Płci służą sobie nawzajem z powodów dość zawiłych, prawdopodobnie jest to konsekwencja tego, że kiedyś jakieś białko wykrzywiło się trochę, tu czegoś zabrakło, tam się coś uwypukliło, no i powstały pewne wklęsłości, i podporządkowane im wzniesienia, ale żeby stąd wiodła droga do bliskości?

Należy poniżać ciało, aby tym wyżej wznieść ducha.

Większość technologii ma świetlisty awers, ale życie dało im rewers – czarną rzeczywistość.

Nie ma demonów, jeśli nie uważać za demona wolności; świat jest jeden i Bóg jest jeden, i wiara jest jedna, przybyszu, a reszta jest milczeniem.

Może i my jesteśmy tylko czasami, to znaczy: raz mniej, niekiedy prawie znikamy, rozpływamy się, a potem nagłym skurczem, nagłym wysiłkiem, scalając na chwilę rozpadające się rojowisko pamięci... Na dzień stajemy się...

Zaglądając do czaszki żywego człowieka zobaczysz jego mózg, a nie jego świadomość.

Różnice między generacjami sprowadzają się do tego, że jakiś czas piszą: ranek pachniał różami. Przychodzą nowi: oho, wywrócić! Jakiś czas pisze się: ranek pachniał szczynami. Ale chwyt jest ten sam. To nie są żadne reformy. Nie na tym polega nowatorstwo.

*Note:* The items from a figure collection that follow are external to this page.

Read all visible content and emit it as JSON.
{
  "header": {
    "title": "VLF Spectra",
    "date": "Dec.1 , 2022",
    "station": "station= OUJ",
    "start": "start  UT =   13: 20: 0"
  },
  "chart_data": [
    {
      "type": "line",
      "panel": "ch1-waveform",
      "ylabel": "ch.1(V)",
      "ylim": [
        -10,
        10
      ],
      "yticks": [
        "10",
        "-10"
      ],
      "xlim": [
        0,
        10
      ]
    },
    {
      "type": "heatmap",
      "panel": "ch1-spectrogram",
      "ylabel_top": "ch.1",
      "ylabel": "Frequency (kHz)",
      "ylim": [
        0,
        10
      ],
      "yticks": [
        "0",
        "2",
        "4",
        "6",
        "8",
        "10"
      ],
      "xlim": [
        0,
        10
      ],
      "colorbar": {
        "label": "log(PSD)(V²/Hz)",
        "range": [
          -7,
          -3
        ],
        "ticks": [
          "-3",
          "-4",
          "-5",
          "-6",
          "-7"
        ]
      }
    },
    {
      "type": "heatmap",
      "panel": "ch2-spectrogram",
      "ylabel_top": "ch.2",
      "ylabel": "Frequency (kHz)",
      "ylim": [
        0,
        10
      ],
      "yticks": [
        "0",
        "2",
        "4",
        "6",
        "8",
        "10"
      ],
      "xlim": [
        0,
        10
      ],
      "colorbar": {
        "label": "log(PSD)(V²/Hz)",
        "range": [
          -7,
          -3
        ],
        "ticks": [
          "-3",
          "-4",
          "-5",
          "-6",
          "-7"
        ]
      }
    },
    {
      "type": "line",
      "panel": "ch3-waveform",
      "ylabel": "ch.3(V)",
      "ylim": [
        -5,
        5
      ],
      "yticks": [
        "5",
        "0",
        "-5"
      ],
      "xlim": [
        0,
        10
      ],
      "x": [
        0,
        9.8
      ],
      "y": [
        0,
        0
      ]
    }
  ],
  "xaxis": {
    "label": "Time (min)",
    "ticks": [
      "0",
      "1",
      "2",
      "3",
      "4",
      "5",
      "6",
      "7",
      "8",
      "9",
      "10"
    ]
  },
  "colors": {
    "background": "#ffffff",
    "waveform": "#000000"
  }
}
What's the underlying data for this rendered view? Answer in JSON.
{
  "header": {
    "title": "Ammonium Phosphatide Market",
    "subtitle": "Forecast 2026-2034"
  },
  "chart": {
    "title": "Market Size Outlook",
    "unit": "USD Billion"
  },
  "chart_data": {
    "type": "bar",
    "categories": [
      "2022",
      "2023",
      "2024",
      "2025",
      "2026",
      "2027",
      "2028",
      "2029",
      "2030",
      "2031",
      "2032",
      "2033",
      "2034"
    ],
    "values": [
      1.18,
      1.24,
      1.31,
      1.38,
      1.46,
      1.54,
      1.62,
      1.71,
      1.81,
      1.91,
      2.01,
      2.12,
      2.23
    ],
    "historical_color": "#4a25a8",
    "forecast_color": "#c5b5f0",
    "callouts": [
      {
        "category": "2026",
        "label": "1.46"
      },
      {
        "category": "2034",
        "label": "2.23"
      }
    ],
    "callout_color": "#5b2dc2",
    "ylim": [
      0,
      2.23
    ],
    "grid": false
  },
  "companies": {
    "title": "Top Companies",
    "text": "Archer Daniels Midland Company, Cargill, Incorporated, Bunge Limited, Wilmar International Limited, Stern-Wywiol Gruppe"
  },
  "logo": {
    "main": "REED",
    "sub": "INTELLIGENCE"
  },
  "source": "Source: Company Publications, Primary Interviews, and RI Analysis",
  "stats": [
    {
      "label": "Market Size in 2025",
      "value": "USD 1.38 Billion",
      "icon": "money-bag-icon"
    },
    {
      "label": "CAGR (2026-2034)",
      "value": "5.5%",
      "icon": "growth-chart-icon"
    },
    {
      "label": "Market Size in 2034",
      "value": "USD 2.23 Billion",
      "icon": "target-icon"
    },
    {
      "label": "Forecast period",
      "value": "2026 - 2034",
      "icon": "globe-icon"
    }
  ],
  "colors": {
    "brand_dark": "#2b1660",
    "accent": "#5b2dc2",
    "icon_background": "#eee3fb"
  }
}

(...)żywi, mimo całej kunsztowności postępowania, jakim usiłują nadać okrągłość okrutnie kanciastemu przejściu od życia do śmierci, nie potrafią jednak znaleźć wobec umarłych jakiejś jednolitej a ciągłej postawy.

Rzeczywistość zresztą jest zawsze ciekawsza od fikcji, ponieważ obciążona jest wagą realności. Jest to taka różnica, jak między jawą a snem. Śnić się nam może Bóg wie co. Natomiast na jawie jesteśmy przykuci do naszego bytu.

Gdy człowiek wierzy, że wszystko już do końca wie i rozumie, i nie ma dlań żadnych tajemnic, często wtedy właśnie wkracza na drogę do zguby.

Człowieczeństwo jest to suma naszych defektów, mankamentów, naszej niedoskonałości, jest tym czym chcemy być, a nie potrafimy, nie możemy, nie umiemy, to jest po prostu dziura między ideałami a realizacją.

Człowiek może ogarnąć tak niewiele rzeczy naraz; widzimy tylko to, co dzieje się przed nami, tu i teraz; unaocznienie sobie równoczesnej mnogości procesów, jakkolwiek związanych ze sobą, jakkolwiek się nawet uzupełniających, przekracza jego możliwości. Doświadczamy tego nawet wobec zjawisk względnie prostych. Los jednego człowieka może znaczyć wiele, los kilkuset trudno jest objąć, ale dzieje tysiąca, miliona nie znaczą w gruncie rzeczy nic.

Nauka nie zajmuje się takimi własnościami bytu, do których należy śmieszność. Nauka objaśnia świat, ale pogodzić z nim może jedynie sztuka.

Teoria fantastyki, która mogłaby zdefiniować podział pomiędzy tym, co prawdziwe, a tym, co zmyślone, wniosłaby dużo do dzisiejszej kultury.